In Canada, Access to Information (ATI) laws provide rights of access to information belonging to or under the control of the government; they also provide for the proactive publication of certain information. This type of legislation gives all Canadians the right to access records of government institutions that are otherwise unavailable to the public.

Open by Default is a database that seeks to house and publish all ATI requests previously released under respective ATI legislation. Its goal is to support the journalism industry, to fight misinformation and to strengthen democracy in Canada by making these government records immediately and easily accessible to the public.

Data Collection

The team behind this project collects previously released ATI records through various tools, including from donations by journalists and researchers as well as through the use of automated mechanisms. Once received, we process and verify the validity of each record before hosting it on Open by Default. Our goal is to collect and publish every record from every jurisdiction in Canada released through access to information legislation. Currently, we have records from the federal government. All our data is hosted on DocumentCloud.

Data Cleaning

The federal government sends ATI records in a variety of formats including: email attachments, CDs, USB sticks and paper records sent by mail. Every record available for request has a unique request number issued by the government, which is the identifier – or requisition number – for every ATI document. 

The process of verifying documents involves matching requisition numbers of records to existing records published by the Government of Canada.

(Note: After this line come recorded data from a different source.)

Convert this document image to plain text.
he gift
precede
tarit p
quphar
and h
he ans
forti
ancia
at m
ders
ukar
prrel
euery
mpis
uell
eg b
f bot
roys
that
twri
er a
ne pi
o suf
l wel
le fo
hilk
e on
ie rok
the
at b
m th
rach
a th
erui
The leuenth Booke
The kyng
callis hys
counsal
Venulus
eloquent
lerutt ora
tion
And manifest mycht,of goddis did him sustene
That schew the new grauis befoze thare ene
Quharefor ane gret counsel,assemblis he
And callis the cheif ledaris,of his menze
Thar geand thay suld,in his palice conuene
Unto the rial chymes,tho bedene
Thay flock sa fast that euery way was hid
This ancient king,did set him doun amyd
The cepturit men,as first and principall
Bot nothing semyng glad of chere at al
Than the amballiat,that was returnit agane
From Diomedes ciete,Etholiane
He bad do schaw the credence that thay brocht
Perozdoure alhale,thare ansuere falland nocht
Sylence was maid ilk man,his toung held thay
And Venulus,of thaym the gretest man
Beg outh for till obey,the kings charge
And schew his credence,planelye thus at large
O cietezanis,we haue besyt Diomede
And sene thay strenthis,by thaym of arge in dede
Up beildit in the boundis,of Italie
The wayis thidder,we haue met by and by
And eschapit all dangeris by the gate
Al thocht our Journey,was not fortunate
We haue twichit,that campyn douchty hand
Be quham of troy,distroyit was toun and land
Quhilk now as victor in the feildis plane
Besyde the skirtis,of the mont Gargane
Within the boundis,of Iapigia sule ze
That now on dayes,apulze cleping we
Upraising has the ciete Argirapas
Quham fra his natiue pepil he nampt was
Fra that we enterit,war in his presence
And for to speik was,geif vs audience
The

The vast majority of ATI records on Open By Default came directly from the federal government. We are also grateful to trusted partners who have donated their personal archives of documents.

Optical Character Recognition

Many of the documents held by government institutions do not allow for searching within (i.e., they are not machine-readable). Open by Default uses DocumentCloud’s built-in Optical Character Recognition (OCR) technology to scan and generate from all files a proper transcript to help file search and accessibility.

Limitations

File types

A small subset of record requests consists of audio or video file types. These file types are incompatible with our standardized PDF file system; moreover, our solutions to provide transcripts for these files are still under development, so we are unable to host them for the time being. The IJF team is working on a separate hosting method to incorporate all file types into our database.

Optical Character Recognition

Some PDF files are given to us in poor quality, either due to age or carelessness during the record’s conception. OCR technology has its limits with generating quality transcripts, so for exceptionally rough documents, transcripts may be unreliable. The IJF team is working to find solutions to this problem.